Migalhas de Responsabilidade Civil

Reforma do Código Civil na quantificação do dano moral: Comentários sobre o art. 944-A

Anteprojeto de lei propõe atualizações no Código Civil, destacando o art. 944-A sobre dano moral, com critérios para sua quantificação, buscando suprir lacunas legais e inspirando-se em dispositivos similares, como os da reforma trabalhista.

14/5/2024

Tendo em vista o anteprojeto de lei em tramitação no Senado, que visa atualizar dispositivos do Código Civil (Lei n. 10.406/2002), torna-se importante apresentar para a comunidade jurídica o significado das novidades trazidas na parte da responsabilidade civil. Tive a felicidade de, em conjunto com o Prof. Nelson Rosenvald, desenvolver e cunhar o art. 944-A da referida proposta, resultado de ideias próprias e de pesquisadores que já se dedicaram sobre o tema[1], o qual discorre sobre a quantificação do dano moral, estando assim disposto: 

Art. 944-A. A indenização compreende também todas as consequências da violação da esfera moral da pessoa natural ou jurídica.

§ 1º Na quantificação do dano extrapatrimonial, o juiz observará os seguintes critérios, sem prejuízo de outros:

I - quanto à valoração do dano, a natureza do bem jurídico violado e os parâmetros de indenização adotados pelos Tribunais, se houver, em casos semelhantes;

II - quanto à extensão do dano, as peculiaridades do caso concreto, em confronto com outros julgamentos que possam justificar a majoração ou a redução do valor da indenização.
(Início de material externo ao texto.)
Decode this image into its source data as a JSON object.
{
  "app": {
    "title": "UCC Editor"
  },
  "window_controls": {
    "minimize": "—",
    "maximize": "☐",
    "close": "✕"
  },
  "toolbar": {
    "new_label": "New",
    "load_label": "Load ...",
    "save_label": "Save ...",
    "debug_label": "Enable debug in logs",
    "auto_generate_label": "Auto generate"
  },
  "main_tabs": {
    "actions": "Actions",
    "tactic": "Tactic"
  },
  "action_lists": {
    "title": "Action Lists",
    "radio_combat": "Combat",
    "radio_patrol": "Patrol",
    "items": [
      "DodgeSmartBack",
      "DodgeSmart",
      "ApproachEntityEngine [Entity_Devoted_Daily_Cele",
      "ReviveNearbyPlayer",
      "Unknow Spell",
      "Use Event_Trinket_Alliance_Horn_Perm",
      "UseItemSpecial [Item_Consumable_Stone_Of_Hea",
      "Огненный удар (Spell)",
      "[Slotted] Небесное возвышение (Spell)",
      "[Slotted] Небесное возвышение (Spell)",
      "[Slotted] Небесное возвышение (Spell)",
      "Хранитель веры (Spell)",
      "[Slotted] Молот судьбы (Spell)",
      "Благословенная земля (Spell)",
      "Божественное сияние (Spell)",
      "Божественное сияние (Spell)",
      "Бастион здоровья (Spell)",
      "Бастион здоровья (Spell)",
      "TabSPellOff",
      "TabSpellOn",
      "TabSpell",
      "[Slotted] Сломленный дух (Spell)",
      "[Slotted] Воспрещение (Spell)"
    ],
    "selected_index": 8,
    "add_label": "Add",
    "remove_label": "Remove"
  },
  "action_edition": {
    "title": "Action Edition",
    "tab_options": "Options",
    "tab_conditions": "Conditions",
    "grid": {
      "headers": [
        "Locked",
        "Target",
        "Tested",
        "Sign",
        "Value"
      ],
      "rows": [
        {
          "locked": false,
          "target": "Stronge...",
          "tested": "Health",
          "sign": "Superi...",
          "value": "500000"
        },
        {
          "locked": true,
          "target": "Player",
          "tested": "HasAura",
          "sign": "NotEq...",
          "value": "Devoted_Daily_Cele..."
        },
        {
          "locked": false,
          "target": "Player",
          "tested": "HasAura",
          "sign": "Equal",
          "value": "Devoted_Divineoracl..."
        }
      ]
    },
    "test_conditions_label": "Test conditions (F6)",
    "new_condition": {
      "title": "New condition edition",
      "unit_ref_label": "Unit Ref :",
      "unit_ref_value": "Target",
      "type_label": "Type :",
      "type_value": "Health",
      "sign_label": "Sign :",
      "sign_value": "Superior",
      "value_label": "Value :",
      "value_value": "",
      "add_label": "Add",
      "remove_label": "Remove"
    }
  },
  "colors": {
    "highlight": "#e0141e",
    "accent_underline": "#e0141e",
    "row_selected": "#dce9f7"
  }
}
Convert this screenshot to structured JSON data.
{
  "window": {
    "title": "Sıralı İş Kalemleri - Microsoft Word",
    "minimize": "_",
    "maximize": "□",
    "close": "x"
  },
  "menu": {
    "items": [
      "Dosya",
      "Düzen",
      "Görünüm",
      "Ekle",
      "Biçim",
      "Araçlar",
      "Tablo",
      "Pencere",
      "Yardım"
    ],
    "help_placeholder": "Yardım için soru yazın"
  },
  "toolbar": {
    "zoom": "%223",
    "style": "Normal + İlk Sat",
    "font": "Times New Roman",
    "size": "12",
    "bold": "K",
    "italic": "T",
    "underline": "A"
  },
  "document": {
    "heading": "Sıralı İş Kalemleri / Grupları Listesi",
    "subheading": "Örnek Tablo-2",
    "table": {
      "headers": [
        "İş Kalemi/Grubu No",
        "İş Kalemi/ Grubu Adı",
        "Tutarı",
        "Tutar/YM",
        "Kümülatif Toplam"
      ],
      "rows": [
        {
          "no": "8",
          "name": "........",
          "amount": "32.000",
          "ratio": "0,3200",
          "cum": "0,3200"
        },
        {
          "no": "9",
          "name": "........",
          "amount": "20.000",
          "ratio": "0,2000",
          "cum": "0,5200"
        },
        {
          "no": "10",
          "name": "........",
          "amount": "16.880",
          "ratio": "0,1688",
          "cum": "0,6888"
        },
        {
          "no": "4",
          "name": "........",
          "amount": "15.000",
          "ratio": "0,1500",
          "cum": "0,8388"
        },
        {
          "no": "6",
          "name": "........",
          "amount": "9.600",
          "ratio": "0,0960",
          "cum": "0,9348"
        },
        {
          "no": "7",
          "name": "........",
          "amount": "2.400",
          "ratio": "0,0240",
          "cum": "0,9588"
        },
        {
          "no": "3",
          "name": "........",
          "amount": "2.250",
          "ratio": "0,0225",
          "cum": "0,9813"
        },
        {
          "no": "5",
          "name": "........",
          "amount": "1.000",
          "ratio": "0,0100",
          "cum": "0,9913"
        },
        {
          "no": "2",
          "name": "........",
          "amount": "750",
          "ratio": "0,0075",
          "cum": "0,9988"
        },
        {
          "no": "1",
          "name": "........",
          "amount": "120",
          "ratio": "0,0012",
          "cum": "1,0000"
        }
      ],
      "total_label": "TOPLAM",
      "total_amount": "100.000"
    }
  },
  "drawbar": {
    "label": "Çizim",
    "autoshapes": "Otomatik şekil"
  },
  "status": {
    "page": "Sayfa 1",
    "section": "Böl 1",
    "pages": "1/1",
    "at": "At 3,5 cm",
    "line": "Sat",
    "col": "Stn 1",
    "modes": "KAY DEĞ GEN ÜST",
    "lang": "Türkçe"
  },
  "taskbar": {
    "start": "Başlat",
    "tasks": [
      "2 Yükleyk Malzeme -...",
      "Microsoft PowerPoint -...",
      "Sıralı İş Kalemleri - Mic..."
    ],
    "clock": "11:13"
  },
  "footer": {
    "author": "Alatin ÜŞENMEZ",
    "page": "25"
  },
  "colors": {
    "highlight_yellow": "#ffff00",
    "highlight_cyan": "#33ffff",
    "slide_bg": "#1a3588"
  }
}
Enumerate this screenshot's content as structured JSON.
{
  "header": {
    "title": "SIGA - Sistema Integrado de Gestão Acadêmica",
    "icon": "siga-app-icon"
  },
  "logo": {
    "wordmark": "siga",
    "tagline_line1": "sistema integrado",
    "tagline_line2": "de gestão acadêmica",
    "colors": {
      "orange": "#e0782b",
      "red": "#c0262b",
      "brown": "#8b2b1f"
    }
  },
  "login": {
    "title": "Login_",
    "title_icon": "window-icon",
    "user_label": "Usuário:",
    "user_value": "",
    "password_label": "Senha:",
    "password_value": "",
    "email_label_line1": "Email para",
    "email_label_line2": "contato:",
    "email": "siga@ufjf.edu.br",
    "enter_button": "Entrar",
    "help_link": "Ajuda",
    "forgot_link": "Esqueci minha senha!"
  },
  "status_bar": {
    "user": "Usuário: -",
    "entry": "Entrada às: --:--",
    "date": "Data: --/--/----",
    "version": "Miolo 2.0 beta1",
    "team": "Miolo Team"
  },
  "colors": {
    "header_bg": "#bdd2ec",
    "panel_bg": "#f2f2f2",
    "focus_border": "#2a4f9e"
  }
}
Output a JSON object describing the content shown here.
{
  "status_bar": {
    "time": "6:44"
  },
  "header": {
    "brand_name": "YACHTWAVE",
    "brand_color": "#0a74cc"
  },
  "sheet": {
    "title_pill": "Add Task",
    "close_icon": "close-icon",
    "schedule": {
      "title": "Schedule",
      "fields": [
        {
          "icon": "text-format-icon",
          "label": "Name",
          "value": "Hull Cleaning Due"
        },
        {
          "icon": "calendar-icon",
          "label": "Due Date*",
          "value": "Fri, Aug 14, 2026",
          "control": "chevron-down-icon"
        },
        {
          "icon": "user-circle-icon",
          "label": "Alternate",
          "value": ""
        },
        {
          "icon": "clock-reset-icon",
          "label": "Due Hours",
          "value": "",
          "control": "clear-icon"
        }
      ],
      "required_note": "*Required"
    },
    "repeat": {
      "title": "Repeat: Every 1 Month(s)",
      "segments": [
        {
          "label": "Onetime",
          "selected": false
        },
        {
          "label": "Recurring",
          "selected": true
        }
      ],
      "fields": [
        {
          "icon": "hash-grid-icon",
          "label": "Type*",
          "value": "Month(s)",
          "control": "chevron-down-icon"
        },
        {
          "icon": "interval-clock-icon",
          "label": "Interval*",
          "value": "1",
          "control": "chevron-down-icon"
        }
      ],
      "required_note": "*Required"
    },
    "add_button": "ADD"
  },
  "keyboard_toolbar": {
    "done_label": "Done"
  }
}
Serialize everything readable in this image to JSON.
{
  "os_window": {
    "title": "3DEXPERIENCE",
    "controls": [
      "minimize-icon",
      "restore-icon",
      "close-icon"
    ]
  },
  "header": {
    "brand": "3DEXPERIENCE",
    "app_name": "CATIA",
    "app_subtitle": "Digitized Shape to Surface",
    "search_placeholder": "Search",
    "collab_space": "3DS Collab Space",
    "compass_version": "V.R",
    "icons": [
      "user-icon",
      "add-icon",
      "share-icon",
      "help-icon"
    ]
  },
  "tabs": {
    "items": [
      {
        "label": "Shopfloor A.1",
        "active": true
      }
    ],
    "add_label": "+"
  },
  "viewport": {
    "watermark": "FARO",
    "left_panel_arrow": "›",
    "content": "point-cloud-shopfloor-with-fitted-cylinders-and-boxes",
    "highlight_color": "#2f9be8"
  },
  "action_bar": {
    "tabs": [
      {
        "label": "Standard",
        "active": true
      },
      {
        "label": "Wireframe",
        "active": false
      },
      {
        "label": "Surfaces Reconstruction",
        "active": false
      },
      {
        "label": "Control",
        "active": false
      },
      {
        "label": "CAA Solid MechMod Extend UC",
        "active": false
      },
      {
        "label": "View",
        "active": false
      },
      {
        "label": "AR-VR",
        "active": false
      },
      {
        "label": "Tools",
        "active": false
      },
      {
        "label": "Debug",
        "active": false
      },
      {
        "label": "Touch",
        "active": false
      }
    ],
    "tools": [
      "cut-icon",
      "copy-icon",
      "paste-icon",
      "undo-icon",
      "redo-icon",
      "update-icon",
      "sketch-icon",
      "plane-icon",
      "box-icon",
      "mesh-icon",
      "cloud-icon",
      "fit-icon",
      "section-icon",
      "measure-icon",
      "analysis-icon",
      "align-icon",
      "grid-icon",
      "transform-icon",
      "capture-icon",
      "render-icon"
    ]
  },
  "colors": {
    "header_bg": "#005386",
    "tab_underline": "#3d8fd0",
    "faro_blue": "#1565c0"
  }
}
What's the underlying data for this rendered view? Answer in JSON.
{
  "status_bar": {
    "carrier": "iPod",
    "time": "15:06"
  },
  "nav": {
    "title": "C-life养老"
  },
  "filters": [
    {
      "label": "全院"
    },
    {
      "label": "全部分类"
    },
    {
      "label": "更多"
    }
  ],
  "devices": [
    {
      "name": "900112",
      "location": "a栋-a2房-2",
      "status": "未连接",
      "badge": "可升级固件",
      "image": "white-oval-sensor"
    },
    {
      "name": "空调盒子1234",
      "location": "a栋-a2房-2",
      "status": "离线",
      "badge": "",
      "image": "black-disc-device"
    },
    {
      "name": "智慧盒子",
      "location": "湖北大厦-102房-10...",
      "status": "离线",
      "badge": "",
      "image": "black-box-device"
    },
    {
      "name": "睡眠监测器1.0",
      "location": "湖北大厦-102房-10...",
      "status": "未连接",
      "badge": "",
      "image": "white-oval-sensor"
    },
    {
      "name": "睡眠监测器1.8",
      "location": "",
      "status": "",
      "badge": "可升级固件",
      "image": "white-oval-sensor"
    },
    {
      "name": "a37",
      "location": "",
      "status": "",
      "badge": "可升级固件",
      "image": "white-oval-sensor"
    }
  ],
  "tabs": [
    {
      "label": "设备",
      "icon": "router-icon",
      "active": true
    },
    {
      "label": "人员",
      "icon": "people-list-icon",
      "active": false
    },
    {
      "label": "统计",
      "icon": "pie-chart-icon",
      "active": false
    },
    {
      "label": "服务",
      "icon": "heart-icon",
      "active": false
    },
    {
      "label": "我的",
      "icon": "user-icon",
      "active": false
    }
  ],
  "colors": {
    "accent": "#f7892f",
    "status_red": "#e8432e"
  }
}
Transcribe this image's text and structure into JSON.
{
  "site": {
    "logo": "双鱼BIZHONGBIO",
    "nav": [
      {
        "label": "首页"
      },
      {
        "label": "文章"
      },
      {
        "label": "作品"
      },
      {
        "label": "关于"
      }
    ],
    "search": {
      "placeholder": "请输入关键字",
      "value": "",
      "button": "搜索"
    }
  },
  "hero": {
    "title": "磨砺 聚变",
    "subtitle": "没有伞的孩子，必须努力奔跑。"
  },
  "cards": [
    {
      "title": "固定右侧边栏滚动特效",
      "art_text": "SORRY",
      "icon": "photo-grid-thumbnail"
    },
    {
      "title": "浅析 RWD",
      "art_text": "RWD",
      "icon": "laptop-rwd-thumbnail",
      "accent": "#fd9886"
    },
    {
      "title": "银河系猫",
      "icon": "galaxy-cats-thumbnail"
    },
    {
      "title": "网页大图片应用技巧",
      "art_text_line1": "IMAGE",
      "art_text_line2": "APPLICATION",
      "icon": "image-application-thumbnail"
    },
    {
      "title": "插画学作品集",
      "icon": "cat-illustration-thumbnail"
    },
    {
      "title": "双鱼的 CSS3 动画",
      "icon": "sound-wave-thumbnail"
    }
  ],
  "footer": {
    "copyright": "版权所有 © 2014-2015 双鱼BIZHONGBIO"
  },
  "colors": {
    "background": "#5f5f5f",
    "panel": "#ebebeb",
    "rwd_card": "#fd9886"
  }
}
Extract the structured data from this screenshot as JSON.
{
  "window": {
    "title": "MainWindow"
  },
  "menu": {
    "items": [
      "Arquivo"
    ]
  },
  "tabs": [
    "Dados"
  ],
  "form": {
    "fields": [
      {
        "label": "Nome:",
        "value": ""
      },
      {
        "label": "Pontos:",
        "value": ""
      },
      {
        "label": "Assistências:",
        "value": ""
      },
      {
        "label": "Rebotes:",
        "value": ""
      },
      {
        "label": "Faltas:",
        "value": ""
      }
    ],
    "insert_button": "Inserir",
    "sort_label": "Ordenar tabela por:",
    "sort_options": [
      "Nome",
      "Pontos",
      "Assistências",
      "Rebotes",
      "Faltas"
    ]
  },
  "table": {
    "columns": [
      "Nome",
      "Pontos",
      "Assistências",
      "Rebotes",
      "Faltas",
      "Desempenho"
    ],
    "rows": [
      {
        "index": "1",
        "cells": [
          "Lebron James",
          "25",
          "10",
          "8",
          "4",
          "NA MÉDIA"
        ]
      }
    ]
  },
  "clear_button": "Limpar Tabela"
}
§ 2º No caso do inciso II do parágrafo anterior, podem ser observados os seguintes parâmetros:

I - nível de afetação em projetos de vida relativos ao trabalho, lazer, âmbito familiar ou social;

II - grau de reversibilidade do dano; e

III - grau de ofensa ao bem jurídico. 

Antes de discorrer sobre os parágrafos e incisos acima, salutar destacar que tanto a CF/88 (art. 5º, V e X) quanto o CC/2002 (art. 944) não possui parâmetros para a quantificação do dano moral, se limitando a aduzir “extensão do dano”, no caso do diploma civil. Nesta senda, a reforma trabalhista, em seu art. 223-G, foi o diploma legal que mais se aproximou da tentativa de definir balizas. Contudo, enfrentou algumas críticas por parte da doutrina civilista, embora tenha sido louvável a inclusão de algumas molduras, como a avaliação da “natureza do bem jurídico tutelado”, dos “reflexos pessoais e sociais da ação ou da omissão”, da “a intensidade do sofrimento ou da humilhação”, da “extensão e a duração dos efeitos da ofensa”, do “grau de publicidade da ofensa” e da “possibilidade de superação física ou psicológica”. 

Os incisos mais problemáticos foram o “grau de culpabilidade e da capacidade econômica do ofensor”, a “ocorrência de retratação espontânea”, o “esforço efetivo para minimizar a ofensa” e o “perdão, tácito ou expresso”, visto que a perspectiva eminentemente compensatória olha apenas para a vítima e o seu menoscabo e o elemento nuclear do direito de danos é a recomposição do equilíbrio - de forma perfeita ou aproximada – da vida da vítima, em nada tendo importância a capacidade econômica do ofensor ou tentativas de minimizar a ofensa. Ou seja, se o dano foi consumado, o juiz precisa se debruçar sobre todas as nuances do dano injusto para fixar uma indenização proporcional. 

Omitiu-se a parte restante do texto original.